Note: This post relates to content in the eighth edition of the MLA Handbook. For up-to-date guidance, see the ninth edition of the MLA Handbook.

In general, copy the title of the work exactly as it appears on the site. For example, YouTube contains a video that an uploader has labeled “Night of the Comet Widescreen Full Movie 1984.” In your works-cited-list entry, you would therefore provide the title of the work given by the uploader because you’re citing that version of the work, not the original version of the movie, Night of the Comet:

Night of the Comet Widescreen Full Movie 1984YouTube, uploaded by Jen Dobbins, 20 Sept. 2013,

It’s important to cite the publication details of the version you consult because parts of the original work could be cut off, distorted by poor recording quality, or even altered in invisible ways. Disambiguation is also important: the same work often appears in multiple versions on video sharing sites. For example, a commercial performed by the comedy team Elaine May and Mike Nichols is posted on YouTube with different titles, and the recordings vary in length by five seconds:

“G E Refrigerators Commercial with Mike Nichols and Elaine May.” YouTube, uploaded by recycledboy, 7 Nov. 2014,

“Elaine Maye and Mike Nicholes Freeze Each Other Out.” YouTube, uploaded by theatrecorner, 18 June 2008,

Faithful presentation of the work in the list of works cited does not mean that you must refer to the official version of the work in your writing using the uploaded title. If you are writing generally about Chaucer’s Canterbury Tales, you would refer to it as such, even though you may be quoting from an edition titled The Canterbury Tales: Fifteen Tales and the General Prologue or Canterbury Marriage Tales.

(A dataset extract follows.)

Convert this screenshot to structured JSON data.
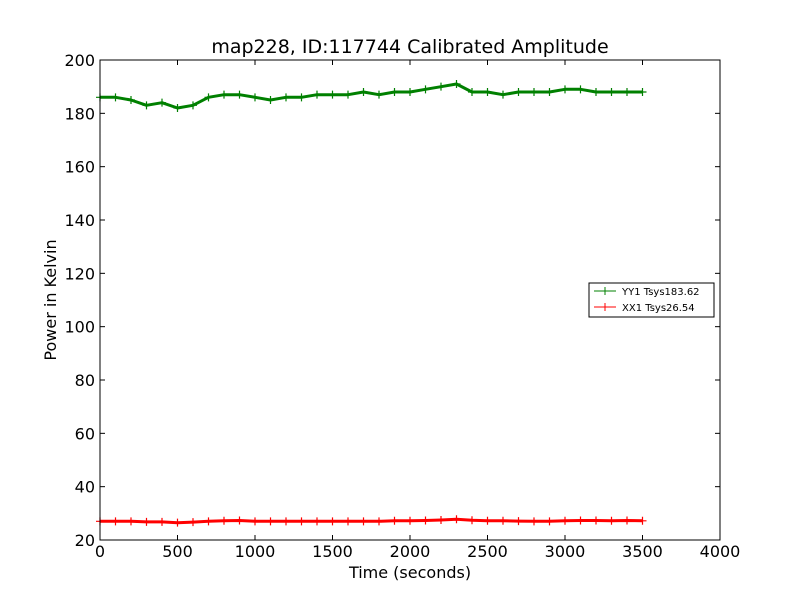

Similarly, you would refer to Night of the Comet when discussing the movie generally but Night of the Comet Widescreen Full Movie 1984 (where the name of the movie appears in roman font as a title within a title) when referring specifically to the YouTube version or citing from it:

In the movie Night of the Comet, two valley girls fend off zombies and evil scientists to survive the apocalypse. At the start of the film, the narrator says, “The citizens of Earth would get an extra Christmas present this year” (Night 1:09-12).